__
TR22-052 | 18th April 2022 10:30
__

#### Verifying The Unseen: Interactive Proofs for Label-Invariant Distribution Properties

**Abstract:**
Given i.i.d. samples from an unknown distribution over a large domain $[N]$, approximating several basic quantities, including the distribution's support size, its entropy, and its distance from the uniform distribution, requires $\Theta(N / \log N)$ samples [Valiant and Valiant, STOC 2011].

Suppose, however, that we can interact with a powerful but untrusted prover, who knows the entire distribution (or a good approximation of it). Can we use such a prover to approximate (or rather, to approximately {\em verify}) such statistical quantities more efficiently?
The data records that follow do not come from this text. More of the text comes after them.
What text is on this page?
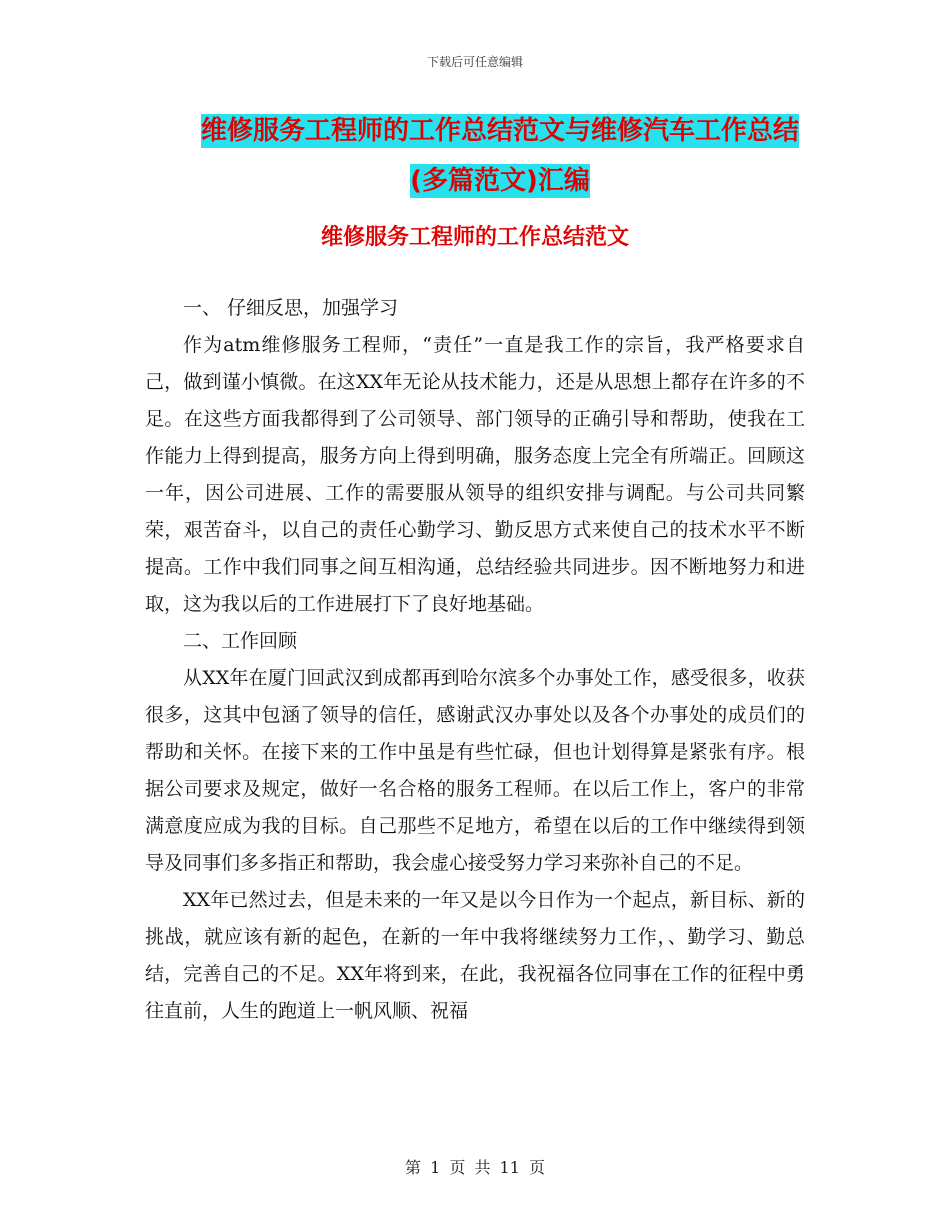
下载后可任意编辑
维修服务工程师的工作总结范文与维修汽车工作总结
(多篇范文)汇编
维修服务工程师的工作总结范文

一、 仔细反思，加强学习

作为atm维修服务工程师，“责任”一直是我工作的宗旨，我严格要求自己，做到谨小慎微。在这XX年无论从技术能力，还是从思想上都存在许多的不足。在这些方面我都得到了公司领导、部门领导的正确引导和帮助，使我在工作能力上得到提高，服务方向上得到明确，服务态度上完全有所端正。回顾这一年，因公司进展、工作的需要服从领导的组织安排与调配。与公司共同繁荣，艰苦奋斗，以自己的责任心勤学习、勤反思方式来使自己的技术水平不断提高。工作中我们同事之间互相沟通，总结经验共同进步。因不断地努力和进取，这为我以后的工作进展打下了良好地基础。

二、工作回顾

从XX年在厦门回武汉到成都再到哈尔滨多个办事处工作，感受很多，收获很多，这其中包涵了领导的信任，感谢武汉办事处以及各个办事处的成员们的帮助和关怀。在接下来的工作中虽是有些忙碌，但也计划得算是紧张有序。根据公司要求及规定，做好一名合格的服务工程师。在以后工作上，客户的非常满意度应成为我的目标。自己那些不足地方，希望在以后的工作中继续得到领导及同事们多多指正和帮助，我会虚心接受努力学习来弥补自己的不足。

XX年已然过去，但是未来的一年又是以今日作为一个起点，新目标、新的挑战，就应该有新的起色，在新的一年中我将继续努力工作，、勤学习、勤总结，完善自己的不足。XX年将到来，在此，我祝福各位同事在工作的征程中勇往直前，人生的跑道上一帆风顺、祝福

第 1 页 共 11 页
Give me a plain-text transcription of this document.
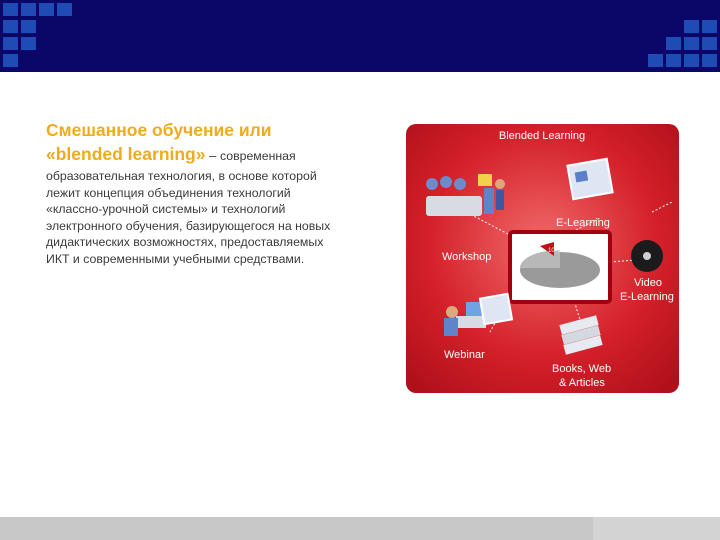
Смешанное обучение или
«blended learning» – современная

образовательная технология, в основе которой
лежит концепция объединения технологий
«классно-урочной системы» и технологий
электронного обучения, базирующегося на новых
дидактических возможностях, предоставляемых
ИКТ и современными учебными средствами.

Blended Learning
10%
Workshop
E-Learning
Video
E-Learning
Webinar
Books, Web
& Articles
We show that this is indeed the case: the support size, the entropy, and the distance from the uniform distribution, can all be approximately verified via a 2-message interactive proof, where the communication complexity, the verifier's running time, and the sample complexity are $\widetilde{O}({\sqrt{N}})$. For all these quantities, the sample complexity is tight up to $\polylog N$ factors (for any interactive proof, regardless of its communication complexity or verification time).
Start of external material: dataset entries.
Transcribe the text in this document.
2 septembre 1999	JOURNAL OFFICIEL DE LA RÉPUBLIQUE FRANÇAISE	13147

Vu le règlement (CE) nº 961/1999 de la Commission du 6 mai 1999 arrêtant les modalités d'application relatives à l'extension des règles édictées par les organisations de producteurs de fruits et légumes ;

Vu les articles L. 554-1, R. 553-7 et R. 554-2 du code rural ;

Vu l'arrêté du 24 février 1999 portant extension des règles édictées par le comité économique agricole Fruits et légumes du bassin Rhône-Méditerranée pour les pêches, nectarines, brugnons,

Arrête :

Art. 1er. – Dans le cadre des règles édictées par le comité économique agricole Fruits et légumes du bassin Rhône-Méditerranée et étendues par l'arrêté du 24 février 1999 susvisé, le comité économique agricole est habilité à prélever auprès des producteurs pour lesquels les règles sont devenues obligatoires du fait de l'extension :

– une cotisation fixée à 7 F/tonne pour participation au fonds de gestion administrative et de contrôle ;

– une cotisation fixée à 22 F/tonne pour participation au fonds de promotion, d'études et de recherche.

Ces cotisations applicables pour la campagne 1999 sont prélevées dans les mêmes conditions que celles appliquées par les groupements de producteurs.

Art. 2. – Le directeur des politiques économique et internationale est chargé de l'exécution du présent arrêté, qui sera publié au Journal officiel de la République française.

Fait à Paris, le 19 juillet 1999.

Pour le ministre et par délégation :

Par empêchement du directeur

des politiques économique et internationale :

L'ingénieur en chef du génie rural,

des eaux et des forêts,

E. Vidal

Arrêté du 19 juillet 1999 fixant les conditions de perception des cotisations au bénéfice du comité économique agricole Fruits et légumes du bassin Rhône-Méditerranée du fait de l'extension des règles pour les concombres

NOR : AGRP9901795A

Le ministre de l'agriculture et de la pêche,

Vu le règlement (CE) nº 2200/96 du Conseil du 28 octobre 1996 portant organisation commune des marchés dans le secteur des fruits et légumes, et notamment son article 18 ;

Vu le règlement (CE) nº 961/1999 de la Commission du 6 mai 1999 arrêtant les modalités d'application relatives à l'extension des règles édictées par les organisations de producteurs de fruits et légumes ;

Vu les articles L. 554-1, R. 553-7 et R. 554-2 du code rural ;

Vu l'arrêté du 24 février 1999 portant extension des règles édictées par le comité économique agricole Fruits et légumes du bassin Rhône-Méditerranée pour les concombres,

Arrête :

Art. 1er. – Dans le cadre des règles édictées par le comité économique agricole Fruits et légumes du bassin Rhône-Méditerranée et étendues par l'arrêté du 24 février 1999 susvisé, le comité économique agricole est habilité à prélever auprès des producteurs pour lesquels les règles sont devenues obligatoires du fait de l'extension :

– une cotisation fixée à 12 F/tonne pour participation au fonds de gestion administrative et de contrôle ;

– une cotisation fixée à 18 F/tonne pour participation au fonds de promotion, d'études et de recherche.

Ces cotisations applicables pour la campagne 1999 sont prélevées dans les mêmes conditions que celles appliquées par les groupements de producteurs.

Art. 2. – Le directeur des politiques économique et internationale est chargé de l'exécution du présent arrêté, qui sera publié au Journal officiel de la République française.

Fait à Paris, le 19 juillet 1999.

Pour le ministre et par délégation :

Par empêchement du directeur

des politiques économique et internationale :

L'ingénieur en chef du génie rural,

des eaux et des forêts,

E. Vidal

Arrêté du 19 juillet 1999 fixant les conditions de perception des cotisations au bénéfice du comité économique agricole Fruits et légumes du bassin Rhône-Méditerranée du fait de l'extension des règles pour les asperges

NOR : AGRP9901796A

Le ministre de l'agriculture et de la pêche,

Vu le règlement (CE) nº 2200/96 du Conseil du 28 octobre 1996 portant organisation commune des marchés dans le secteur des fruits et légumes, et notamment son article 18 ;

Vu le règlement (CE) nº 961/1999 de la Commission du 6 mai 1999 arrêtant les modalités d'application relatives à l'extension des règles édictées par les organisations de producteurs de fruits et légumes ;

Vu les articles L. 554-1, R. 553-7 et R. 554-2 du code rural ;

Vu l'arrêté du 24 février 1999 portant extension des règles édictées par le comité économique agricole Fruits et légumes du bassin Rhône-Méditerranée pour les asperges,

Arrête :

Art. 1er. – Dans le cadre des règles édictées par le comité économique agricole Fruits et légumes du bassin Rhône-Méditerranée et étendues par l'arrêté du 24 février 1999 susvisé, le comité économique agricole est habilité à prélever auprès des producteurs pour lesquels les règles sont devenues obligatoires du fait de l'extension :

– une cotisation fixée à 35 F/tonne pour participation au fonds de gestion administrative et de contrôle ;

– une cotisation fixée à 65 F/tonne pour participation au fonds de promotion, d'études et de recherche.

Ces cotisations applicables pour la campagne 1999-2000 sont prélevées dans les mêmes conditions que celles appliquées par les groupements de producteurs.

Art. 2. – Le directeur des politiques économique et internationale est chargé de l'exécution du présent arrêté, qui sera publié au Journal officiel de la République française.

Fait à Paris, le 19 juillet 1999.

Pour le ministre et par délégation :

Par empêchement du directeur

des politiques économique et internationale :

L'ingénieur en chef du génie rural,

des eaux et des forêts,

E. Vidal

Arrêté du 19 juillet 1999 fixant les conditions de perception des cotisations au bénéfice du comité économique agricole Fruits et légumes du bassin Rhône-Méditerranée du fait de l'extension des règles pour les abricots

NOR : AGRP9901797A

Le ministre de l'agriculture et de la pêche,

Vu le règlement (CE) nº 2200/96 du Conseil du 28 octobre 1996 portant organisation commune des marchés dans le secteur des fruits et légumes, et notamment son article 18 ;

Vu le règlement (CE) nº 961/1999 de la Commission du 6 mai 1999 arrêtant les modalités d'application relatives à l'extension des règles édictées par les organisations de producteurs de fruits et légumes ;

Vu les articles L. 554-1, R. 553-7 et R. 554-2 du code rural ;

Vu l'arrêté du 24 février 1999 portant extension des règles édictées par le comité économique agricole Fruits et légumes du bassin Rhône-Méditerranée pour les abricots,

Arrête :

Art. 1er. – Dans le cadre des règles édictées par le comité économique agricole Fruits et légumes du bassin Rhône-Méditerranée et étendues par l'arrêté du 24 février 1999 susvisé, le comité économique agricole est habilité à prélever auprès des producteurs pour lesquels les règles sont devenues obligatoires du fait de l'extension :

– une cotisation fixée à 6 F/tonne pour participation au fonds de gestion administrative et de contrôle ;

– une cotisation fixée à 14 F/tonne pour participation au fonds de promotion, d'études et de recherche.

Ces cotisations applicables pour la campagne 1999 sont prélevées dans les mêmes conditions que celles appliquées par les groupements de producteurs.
More generally, we give a tolerant interactive proof system with the above sample and communication complexities for verifying a distribution's proximity to any label-invariant property (any property that is invariant to re-labeling of the elements in the distribution's support). The verifier's running time in this more general protocol is also $\widetilde{O}({\sqrt{N}})$, under a mild assumption about the complexity of deciding, given a compact representation of a distribution, whether it is in the property or far from it.